冷え性と不眠の深い関係…就寝時は薄手の靴下に替えるのが良い理由とは?
Dr.三島の「眠ってトクする最新科学」
こんにちは。精神科医で睡眠専門医の三島和夫です。睡眠と健康に関する皆さんからのご質問に科学的見地からビシバシお答えします。 【図解】一日に必要な睡眠時間 寒さが身にしみる季節になりました。この季節の困りごとの一つに、手足の冷えやふとんの中の温度が眠りの質に影響することがあります。一体どういうことでしょうか?
冷え性で眠れない
睡眠時間には季節変動があります。一般的に夏よりも冬の方が睡眠時間は長くなりますが、これは日照時間が短くなることと関係しています。日の出の時刻が遅くなるため、睡眠リズムが遅れ気味になって起床がつらくなる経験をお持ちの方も多いでしょう。 冬には、このような日光と関連した睡眠問題の他に、気温(室温)と関連した睡眠問題が起こります。 その代表は冷え性で、睡眠の質が低下したり、不眠症に陥ったりすることがしばしばあります。冷え性は手足の血行が低下することが原因の一つで、動脈硬化があると更に症状が悪化します。 レイノー病という病気もあります。冷え性よりも症状が強く、寒さやストレスなどが誘因となって手足の血行が悪くなり、冷えやしびれ、痛みなどが生じる病気です。冷え性やレイノー病は若い人でも見られます。 冷え性やレイノー病で睡眠の質が低下する原因は、しびれや痛みだけではありません。手足の血行不良そのものが睡眠に悪影響を及ぼすことが知られています。そこには体温調節の異常が深く関わっています。
脳の温度が低下しないと寝つきが悪くなる
本コラムでは、睡眠と体温の関係について何度か解説してきました。 私たちの脳の温度(脳温)は体内時計の指令に従って一日の中で1℃ほど変動します。脳温がもっとも高くなるのは、ふだん寝つく時間の2時間ほど前です。

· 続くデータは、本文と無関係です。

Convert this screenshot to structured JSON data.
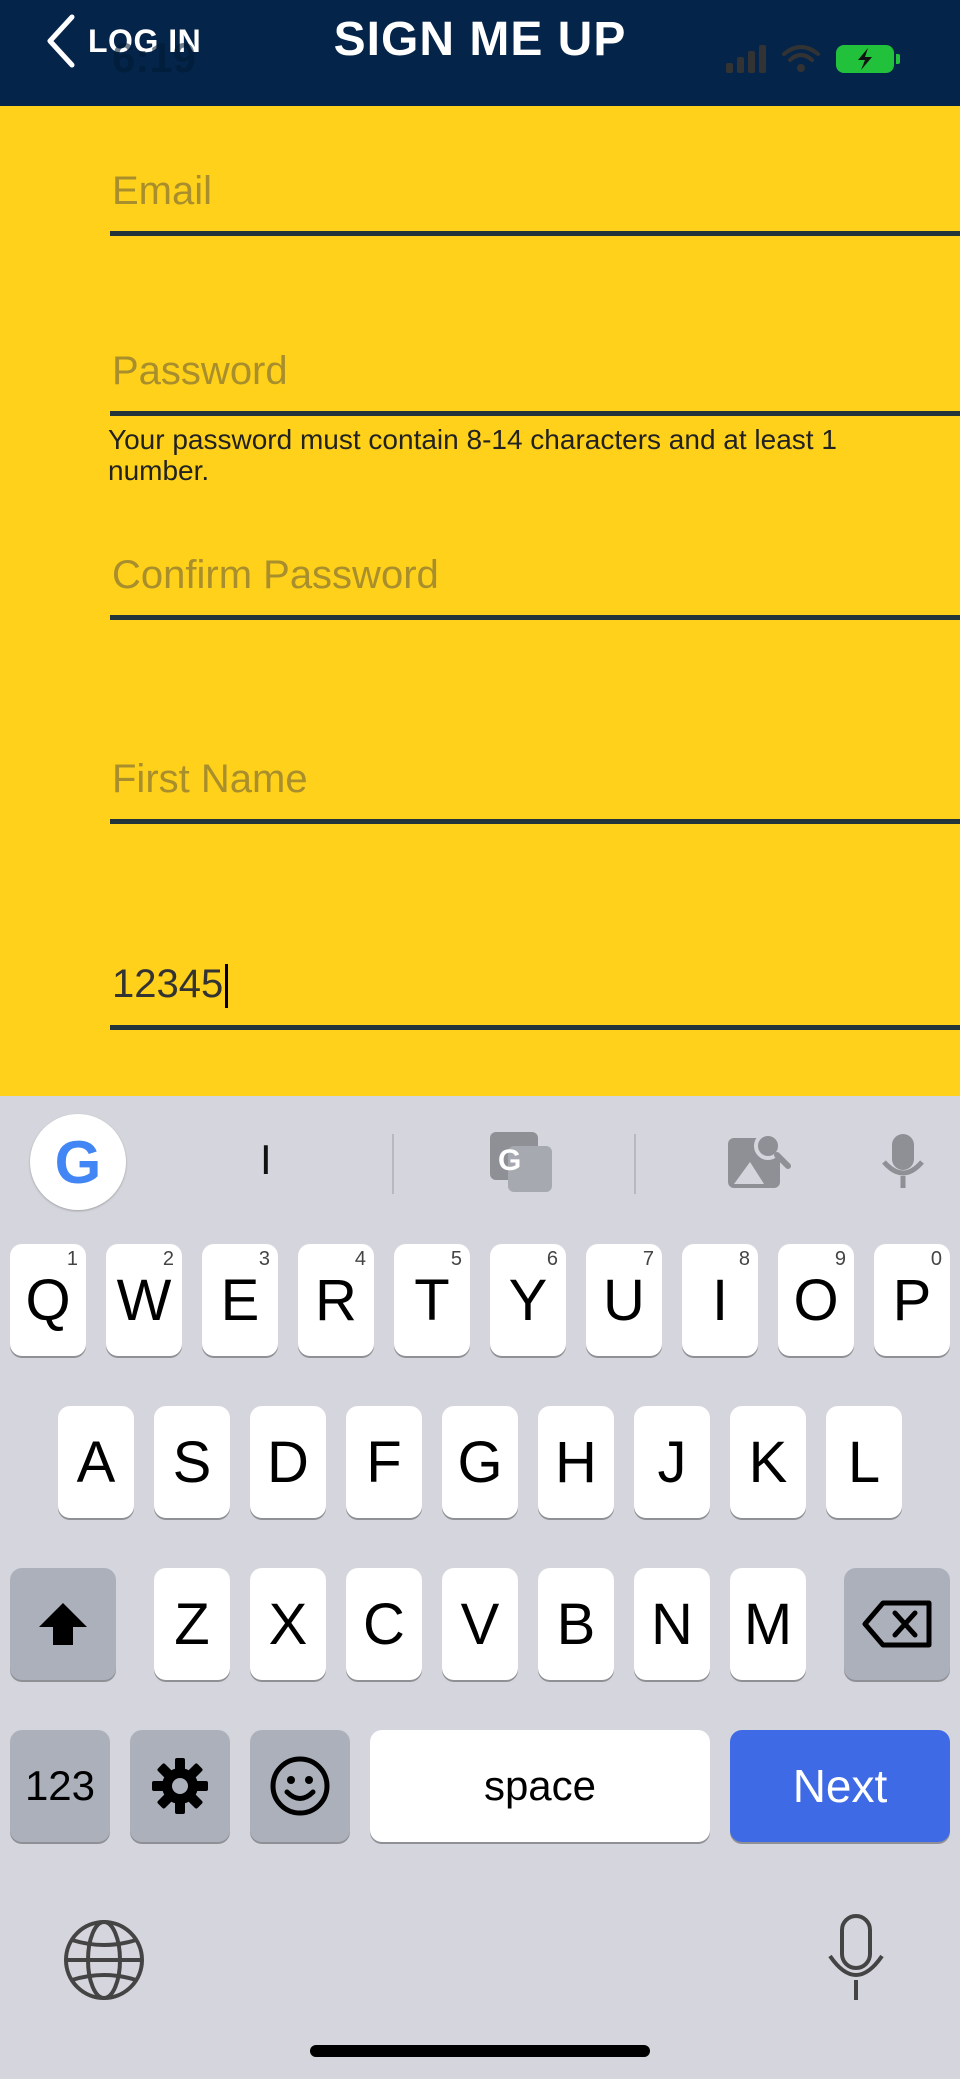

就寝前に脳温が低下し始め、睡眠中に降下を続け、明け方に最低になります。 この夜間の脳温の低下と睡眠(特に深いノンレム睡眠)との間には深い関係があり、何らかの原因で脳温がうまく低下しないと寝つきが悪くなったり、深いノンレム睡眠が減少したりします。 脳温が低下できなくなる原因としてもっとも多いのが、手足の血行不全です。体内には熱を産生する機能(代謝や筋肉の収縮)はありますが、冷蔵庫のように体を冷やす機能はありません。 そのため脳温を低下させるには、体の表面から熱を逃がすしかありません。車で言えばラジエーターに当たるのが皮膚で、特に手足が大事です。 就寝時刻の数時間前から手足(特に手のひらや足底など)の皮膚表面を走る毛細血管が拡張して、血流が増加します。体の深部から流れ込んだ温かい血液が、皮膚表面を流れる際に外気温との差により熱が奪われます(放熱)。 さらに、皮膚表面から汗が蒸発する際の気化熱によって効率的に放熱が行われます。就寝前に放熱がスムーズに行われることで急速に脳温が低下し、寝つきが良くなるのです。